= Marthe Miral =

Fictional author of Canadian hospitality guides

Marthe Miral was a fictional Francophone author or "house name" created by the Maple Leaf Milling Company Limited to market cookbooks to a French-speaking Canadian audience during the Great Depression. "Anna Lee Scott" was the Anglophone version of the author created by the flour company to market cookbooks, "home study" courses, hospitality and etiquette manuals to Canadian women in print and through newspaper and radio advertising. According to Elizabeth Driver, the following individuals published under the Anna Lee Scott/Marthe Miral pseudonyms: Katherine Caldwell Bayley, Grace Barbara Gray, Ethel Whitham, Mary Adams, Helen Gagen, and Sally Henry.

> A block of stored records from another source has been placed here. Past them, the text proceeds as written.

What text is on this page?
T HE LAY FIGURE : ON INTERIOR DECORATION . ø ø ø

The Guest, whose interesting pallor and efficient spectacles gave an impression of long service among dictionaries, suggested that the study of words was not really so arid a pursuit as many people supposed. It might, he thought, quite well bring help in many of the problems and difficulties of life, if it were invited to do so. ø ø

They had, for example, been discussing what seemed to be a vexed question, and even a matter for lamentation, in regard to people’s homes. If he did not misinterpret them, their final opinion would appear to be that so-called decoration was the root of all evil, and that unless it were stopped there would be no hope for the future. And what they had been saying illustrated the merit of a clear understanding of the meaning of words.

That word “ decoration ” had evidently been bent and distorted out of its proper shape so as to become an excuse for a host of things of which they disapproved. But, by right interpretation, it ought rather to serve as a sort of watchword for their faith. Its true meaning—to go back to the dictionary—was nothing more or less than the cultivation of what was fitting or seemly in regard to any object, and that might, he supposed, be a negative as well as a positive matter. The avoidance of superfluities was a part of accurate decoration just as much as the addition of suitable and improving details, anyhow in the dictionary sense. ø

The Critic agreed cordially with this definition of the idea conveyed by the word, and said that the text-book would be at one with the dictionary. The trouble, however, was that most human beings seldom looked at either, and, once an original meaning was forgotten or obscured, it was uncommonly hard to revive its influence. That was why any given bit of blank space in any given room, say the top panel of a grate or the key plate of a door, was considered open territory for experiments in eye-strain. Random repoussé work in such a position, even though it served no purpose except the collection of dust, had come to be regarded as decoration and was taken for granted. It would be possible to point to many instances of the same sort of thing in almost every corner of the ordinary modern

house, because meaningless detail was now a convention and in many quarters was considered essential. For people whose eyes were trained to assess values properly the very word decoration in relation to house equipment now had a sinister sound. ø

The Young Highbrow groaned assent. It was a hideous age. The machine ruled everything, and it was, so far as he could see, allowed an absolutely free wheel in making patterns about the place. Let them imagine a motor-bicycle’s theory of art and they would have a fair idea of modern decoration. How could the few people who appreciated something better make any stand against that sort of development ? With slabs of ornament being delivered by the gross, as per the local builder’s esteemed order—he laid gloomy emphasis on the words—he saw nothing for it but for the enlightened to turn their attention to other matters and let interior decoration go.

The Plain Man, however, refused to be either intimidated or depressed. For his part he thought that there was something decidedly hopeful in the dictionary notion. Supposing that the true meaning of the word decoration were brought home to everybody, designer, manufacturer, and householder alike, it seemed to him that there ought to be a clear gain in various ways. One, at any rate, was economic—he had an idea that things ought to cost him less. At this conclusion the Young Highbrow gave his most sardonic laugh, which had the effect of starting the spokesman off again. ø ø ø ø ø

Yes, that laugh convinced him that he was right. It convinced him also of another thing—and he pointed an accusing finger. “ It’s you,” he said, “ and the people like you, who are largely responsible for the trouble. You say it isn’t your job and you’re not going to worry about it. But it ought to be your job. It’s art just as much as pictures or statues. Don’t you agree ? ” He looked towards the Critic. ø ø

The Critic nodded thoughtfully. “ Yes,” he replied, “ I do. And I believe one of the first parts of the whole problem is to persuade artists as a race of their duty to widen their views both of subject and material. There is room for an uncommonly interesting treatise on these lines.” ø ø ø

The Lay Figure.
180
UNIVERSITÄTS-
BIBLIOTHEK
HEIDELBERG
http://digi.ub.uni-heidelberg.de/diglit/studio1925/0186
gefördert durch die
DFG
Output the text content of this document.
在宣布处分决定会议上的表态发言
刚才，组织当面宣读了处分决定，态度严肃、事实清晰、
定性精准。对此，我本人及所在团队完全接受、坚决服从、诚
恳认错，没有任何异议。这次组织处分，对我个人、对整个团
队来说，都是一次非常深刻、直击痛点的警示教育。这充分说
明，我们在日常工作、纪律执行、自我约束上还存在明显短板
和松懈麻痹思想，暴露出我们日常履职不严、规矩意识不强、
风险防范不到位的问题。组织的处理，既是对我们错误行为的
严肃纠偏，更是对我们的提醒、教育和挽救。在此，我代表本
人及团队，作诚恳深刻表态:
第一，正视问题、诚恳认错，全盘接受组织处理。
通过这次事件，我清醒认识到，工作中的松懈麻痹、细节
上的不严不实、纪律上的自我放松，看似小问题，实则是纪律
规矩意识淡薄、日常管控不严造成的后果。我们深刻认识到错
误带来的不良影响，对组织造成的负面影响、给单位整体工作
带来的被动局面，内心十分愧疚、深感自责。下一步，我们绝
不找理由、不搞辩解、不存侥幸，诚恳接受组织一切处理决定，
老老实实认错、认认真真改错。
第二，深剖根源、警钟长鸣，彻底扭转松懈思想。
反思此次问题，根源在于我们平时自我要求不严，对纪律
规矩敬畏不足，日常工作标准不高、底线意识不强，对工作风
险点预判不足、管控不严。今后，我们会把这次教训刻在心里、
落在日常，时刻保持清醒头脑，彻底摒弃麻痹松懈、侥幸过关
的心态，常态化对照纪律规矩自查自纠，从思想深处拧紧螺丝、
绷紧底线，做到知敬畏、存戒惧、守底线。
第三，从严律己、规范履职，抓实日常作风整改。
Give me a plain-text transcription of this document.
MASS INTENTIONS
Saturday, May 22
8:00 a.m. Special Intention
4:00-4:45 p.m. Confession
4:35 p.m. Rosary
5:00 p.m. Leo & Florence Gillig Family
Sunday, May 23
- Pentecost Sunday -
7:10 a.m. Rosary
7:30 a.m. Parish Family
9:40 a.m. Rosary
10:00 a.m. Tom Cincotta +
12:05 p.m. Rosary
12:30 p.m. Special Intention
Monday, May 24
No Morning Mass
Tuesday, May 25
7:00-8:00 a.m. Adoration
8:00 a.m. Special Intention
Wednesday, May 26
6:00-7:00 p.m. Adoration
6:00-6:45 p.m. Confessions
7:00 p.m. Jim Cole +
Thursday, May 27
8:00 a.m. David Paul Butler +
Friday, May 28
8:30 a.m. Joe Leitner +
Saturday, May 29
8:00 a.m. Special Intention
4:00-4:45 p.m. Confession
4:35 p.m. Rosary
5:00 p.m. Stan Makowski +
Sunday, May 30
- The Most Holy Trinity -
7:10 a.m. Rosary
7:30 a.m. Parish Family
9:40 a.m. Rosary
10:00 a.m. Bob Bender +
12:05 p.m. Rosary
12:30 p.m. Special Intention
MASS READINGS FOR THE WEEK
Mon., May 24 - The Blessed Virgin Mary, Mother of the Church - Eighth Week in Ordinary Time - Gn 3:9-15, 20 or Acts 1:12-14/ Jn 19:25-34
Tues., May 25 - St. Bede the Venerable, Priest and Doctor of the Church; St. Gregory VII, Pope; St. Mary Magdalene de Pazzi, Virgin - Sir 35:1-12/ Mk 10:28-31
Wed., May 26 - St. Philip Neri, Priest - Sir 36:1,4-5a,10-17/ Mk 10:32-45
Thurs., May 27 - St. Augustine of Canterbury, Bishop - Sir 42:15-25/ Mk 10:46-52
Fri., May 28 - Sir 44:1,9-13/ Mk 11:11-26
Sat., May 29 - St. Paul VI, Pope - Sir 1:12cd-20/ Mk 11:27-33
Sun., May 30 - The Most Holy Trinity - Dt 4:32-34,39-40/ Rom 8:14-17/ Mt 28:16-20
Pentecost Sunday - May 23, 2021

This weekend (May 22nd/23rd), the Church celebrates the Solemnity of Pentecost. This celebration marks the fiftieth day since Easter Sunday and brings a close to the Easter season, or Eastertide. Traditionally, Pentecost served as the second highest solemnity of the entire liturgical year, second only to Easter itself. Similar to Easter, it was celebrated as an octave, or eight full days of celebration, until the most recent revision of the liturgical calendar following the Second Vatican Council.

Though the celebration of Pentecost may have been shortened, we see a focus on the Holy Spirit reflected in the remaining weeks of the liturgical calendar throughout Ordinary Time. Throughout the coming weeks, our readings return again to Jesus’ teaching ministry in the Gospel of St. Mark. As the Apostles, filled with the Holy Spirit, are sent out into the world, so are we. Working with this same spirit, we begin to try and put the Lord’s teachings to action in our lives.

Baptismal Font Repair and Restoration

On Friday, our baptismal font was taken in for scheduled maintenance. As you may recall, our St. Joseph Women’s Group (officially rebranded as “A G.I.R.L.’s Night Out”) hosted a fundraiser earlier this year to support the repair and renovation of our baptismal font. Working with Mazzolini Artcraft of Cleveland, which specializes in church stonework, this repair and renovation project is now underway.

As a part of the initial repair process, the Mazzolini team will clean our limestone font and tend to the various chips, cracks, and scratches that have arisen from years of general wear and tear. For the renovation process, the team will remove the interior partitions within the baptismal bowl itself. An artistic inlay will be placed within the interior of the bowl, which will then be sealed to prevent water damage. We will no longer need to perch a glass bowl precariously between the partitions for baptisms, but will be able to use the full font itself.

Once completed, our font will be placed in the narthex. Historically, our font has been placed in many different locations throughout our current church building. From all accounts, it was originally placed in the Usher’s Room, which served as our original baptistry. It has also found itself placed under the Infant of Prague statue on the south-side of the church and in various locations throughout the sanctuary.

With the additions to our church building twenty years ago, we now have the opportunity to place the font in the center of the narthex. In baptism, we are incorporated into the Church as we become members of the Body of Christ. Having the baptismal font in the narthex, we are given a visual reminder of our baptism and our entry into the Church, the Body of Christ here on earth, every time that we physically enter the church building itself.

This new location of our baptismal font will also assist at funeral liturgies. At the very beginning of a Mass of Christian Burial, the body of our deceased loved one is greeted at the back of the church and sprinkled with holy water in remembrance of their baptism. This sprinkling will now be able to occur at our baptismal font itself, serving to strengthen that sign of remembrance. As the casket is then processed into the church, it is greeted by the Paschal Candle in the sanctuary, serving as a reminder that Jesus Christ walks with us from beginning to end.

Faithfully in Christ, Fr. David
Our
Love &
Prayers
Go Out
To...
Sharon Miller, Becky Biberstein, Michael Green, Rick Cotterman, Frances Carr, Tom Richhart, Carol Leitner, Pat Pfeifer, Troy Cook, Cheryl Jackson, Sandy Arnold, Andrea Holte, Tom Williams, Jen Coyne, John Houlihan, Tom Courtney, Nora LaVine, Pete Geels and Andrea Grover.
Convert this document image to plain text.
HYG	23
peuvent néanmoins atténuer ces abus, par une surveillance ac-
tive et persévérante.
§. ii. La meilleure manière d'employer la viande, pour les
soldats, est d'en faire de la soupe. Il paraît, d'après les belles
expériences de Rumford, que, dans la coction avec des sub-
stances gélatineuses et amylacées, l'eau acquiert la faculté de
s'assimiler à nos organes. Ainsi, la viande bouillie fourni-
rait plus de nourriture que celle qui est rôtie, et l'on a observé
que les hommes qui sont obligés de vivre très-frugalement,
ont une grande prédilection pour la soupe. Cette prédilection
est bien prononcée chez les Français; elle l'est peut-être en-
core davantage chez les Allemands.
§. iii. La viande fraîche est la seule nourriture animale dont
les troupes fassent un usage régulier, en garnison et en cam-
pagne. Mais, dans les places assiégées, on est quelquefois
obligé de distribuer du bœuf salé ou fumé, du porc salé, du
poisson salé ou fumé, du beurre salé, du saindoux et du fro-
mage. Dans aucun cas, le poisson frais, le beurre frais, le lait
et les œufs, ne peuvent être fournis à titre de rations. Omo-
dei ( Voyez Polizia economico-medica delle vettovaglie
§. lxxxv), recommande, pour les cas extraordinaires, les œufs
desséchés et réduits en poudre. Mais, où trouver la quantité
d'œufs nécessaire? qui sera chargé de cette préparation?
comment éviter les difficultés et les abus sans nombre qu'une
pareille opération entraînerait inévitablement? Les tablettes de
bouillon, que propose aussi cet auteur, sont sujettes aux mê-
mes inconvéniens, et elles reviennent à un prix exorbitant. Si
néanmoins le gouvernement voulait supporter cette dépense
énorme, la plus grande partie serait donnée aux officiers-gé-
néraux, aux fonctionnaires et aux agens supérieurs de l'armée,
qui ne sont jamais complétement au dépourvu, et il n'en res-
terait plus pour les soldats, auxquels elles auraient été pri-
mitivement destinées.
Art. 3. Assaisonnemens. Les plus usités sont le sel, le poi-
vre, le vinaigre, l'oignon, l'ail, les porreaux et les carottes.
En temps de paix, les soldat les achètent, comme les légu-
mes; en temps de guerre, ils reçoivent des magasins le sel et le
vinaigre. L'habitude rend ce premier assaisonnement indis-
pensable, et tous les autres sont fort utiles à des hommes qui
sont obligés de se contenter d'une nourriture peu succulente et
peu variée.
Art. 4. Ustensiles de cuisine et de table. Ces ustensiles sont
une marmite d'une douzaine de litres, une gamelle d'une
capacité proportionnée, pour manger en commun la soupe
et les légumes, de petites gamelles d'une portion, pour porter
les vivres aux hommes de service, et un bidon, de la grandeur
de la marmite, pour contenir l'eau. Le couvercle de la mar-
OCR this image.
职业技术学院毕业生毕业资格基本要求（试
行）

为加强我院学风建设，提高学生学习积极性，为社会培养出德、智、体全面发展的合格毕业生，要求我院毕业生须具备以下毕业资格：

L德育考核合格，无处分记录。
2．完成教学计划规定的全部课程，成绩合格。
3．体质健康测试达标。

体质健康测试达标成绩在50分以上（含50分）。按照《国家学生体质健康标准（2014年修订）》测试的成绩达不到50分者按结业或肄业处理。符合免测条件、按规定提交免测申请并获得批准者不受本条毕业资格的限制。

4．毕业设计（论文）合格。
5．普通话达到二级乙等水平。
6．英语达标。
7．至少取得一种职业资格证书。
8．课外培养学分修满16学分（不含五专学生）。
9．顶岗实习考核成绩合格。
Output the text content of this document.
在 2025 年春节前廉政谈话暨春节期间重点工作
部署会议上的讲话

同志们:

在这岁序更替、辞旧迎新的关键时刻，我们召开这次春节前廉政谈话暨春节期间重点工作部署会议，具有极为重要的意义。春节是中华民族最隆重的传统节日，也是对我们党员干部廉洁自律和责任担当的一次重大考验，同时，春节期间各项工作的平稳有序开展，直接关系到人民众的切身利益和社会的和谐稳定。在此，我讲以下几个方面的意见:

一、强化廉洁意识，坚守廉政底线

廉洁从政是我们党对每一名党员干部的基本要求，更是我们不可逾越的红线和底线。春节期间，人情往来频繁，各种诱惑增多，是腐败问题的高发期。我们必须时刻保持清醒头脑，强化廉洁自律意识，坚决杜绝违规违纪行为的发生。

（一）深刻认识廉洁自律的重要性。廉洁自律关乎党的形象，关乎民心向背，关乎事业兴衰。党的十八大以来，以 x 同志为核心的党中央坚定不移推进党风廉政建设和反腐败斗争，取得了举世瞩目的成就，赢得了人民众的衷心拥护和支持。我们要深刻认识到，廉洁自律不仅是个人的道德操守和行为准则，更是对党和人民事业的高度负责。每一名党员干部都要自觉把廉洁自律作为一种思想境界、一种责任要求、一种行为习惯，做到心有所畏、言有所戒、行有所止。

Katherine Caldwell Bayley was a home economist who also published under the persona Ann Adam for The Globe & Mail and the Winnipeg Free Press in the 1930s as well as Anna Lee Scott for the Maple Leaf Milling Company. Grace Barbara Gray (1908-1977) was a graduate of the MacDonald Institute in Guelph. She served as a dietician in the Canadian Navy at Halifax during the Second World War before joining Maple Leaf Milling and publishing under the persona from 1945 to 1951. Ethel Whitham took on the persona from 1951 to 1957, followed by Mary Adams from 1957 to 1963. Helen Gagen (1908-1998) was a home economist, who graduated from the University of Toronto. She and Sally Henry were the final two women to publish under the Anna Lee Scott name.

== Publications ==

- Scott, Anna Lee. Maple Leaf Cooking School.: A Complete Home Study Course for Beginners and Others in Twelve Easy Lessons.
- Scott, Anna Lee. Christmas Recipes. Toronto: Maple Leaf Milling Company, 1930.
- Miral, Marthe. L'Art de recevoir. Montreal: La Presse, 1934.
- Miral, Marthe. L'art d'acheter les aliments et de composer des menus hygiéniques : l'idéal, pour votre temps et pour votre argent. Montreal: La Presse, 1934.
- Scott, Anna Lee. Planning the Party. Montreal: Montreal Daily Star, 193-?].
- Miral, Marthe. 51 Façons d'atteindre Le Coeur d'un Homme. Toronto: Maple Leaf Milling Company, 1939.
- Scott, Anna Lee. 51 Ways to a Man's Heart. Toronto: Maple Leaf Milling Company, 1939.